Want to spit out tabular data? Tabulate https://github.com/astanin/python-tabulate
Want to figure out where not to eat in chicago? built-ins: counter, defaultdict, comprehensions: https://www.youtube.com/watch?v=lyDLAutA88s
There's a LOT you can do pretty fast, and I can more or less hammer out a basic ETL cli script in my sleep at this point.
I do of automation with csv, yaml, openpyxl, and jinja2. Wrapped in a simple GUI (Qt, Gtk, or Tk, pick your poison) so my non-programmer colleagues can quickly run it and get a PDF report, generated with reportlab.
I also think that __str__ and __repr__ behavior on bytes is misleading at best. I do not like getting ascii values for some bytes and not others... and iterating to get base-10 ints!?
Pillow[simd], soundfile, and imageio can do nice things for image and sound data.
At the moment I'm working on improving performance. I can already load 1 million rows into it without too much trouble, and the next step is to load some Kaggle-size CSV's (e.g. 5.6 GB) and then be able to run data cleaning or other transforms on it without it choking.
If anyone's interested in this kind of stuff feel free to drop me an email (in my profile)!

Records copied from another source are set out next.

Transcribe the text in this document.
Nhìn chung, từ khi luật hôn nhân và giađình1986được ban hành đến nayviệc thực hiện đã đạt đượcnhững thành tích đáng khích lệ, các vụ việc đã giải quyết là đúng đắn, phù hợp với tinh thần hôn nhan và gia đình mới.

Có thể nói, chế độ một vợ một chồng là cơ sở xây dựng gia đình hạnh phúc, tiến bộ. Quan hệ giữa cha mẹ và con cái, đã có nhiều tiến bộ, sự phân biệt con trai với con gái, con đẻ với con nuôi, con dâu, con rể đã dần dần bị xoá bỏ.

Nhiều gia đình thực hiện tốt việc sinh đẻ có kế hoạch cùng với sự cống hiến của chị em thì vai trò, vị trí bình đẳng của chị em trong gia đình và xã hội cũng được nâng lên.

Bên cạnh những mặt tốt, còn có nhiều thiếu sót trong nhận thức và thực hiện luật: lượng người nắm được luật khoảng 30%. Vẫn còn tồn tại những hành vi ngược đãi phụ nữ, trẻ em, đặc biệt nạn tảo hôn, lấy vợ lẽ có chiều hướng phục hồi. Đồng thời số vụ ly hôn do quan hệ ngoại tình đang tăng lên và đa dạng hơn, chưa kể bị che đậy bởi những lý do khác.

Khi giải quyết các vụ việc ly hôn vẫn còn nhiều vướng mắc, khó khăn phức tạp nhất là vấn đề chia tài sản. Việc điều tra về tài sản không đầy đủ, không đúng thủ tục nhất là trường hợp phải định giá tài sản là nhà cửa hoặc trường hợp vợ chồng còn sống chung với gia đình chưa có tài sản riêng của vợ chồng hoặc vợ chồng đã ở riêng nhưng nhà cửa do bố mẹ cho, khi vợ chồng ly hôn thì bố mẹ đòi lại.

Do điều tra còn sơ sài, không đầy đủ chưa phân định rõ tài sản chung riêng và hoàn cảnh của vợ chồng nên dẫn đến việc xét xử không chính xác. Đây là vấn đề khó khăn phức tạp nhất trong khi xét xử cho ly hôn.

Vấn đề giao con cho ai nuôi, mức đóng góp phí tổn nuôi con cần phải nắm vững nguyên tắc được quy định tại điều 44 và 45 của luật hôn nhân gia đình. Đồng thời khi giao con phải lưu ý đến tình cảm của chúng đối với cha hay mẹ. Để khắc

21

Shell scripts using mostly sed and awk go a very, very long way when I want something repeatable or I'm dealing with a lot of data. And, when that starts getting heavy or long and I need more structure, python.
GUIs just get in the way in this space. By necessity, they need to be opinionated because there's only so much screen to get around in. They also tend to create artifacts that aren't quick to understand later and are locked into some particular product or way of doing things.
Downloading everything locally isn't desirable for me.
What use cases do you have that go beyond Excel?
I say this as someone that develops pipelines in notebooks and workflow frameworks.
I really can't tell what this means.
Tools: Avora, FiveTran, Informatica, Excel, Alteryx, Datameer, Tableau Prep, etc. ... list could go on and on.
Munging and Merging pretty large datasets using data.table is very efficient and intuitive after a bit of practice.
The vignette in R is very good. Datacamp has a course (I think little dated). Also a search for videos by Matt Dowle and Arun Srinivasan can give a very good quick idea of data.table's capabilities. I think both are involved in some capacity with h2o.ai which seems to be pretty good and on my to-do list.
Desktop coding using Rstudio is a wonderful experience with the R version.
It’s exciting to see new tooling coming out, depending on your need, watching a video or two about how Monarch runs could be helpful in assessing what tool is for you.
Technical and has a fee: dbt, prefect (while prefect is free, prefect cloud is not)
Non-technical and has a fee: datacoral.ai, ascend.io
You can solve your problem with any of these solutions, and many others not mentioned here.
I could go on but my point is that beyond the most basic tasks the functionality of Alteryx is limited, the user experience is horrendous and the price isn't justified whatsoever.
Understood on the loop part. You have to think on terms of vectorization for that, or use what they call batch macros.
Neither vectorisation, nor batch macros (nor iterative macros) allow you to run the same set of commands until a condition is met in Alteryx.
You're incorrect on your last statement. I'm a coder, and don't enjoy using Alteryx for more iterative/recursive operations, but I've built several macros that leverage loops and DO run the same set of commands until a condition is met. There are examples of this online.
Typically, when I run into more loop oriented operations, I use the python or R tool to write a snippet of code to perform the operation within the workflow.
Can you link to any of them? I wasn't able to find anything that actually works when I needed to do this a while ago. (I needed to repeatedly hit a REST API until it returned no results.)
Let me know if that doesn't cover your use case.
BTW, if you're hitting a REST API, you might want to try using the Python tool (it's an embedded Jupyter interface that will default to just running the pure python code when the workflow is executed without a user configuring it), just because I prefer using requests library over using the Alteryx download/curl tool myself.
> you might want to try using the Python tool
Yep, I just end up using Python outside of Alteryx altogether.
edit: After looking at the website, I can't help but feel that they are surfing on the Asteryx clothing brand to overprice their products...
That is usually a key selling point of GUI based ETL solutions. Relatively non-technical users, that know little of coding but do understand their data and what they want out of it, can put together basic (and sometimes not so basic) data flows and debug them.
Alteryx is definitely high-priced. It's enterprise software and priced that way. Which sucks if you're on a budget.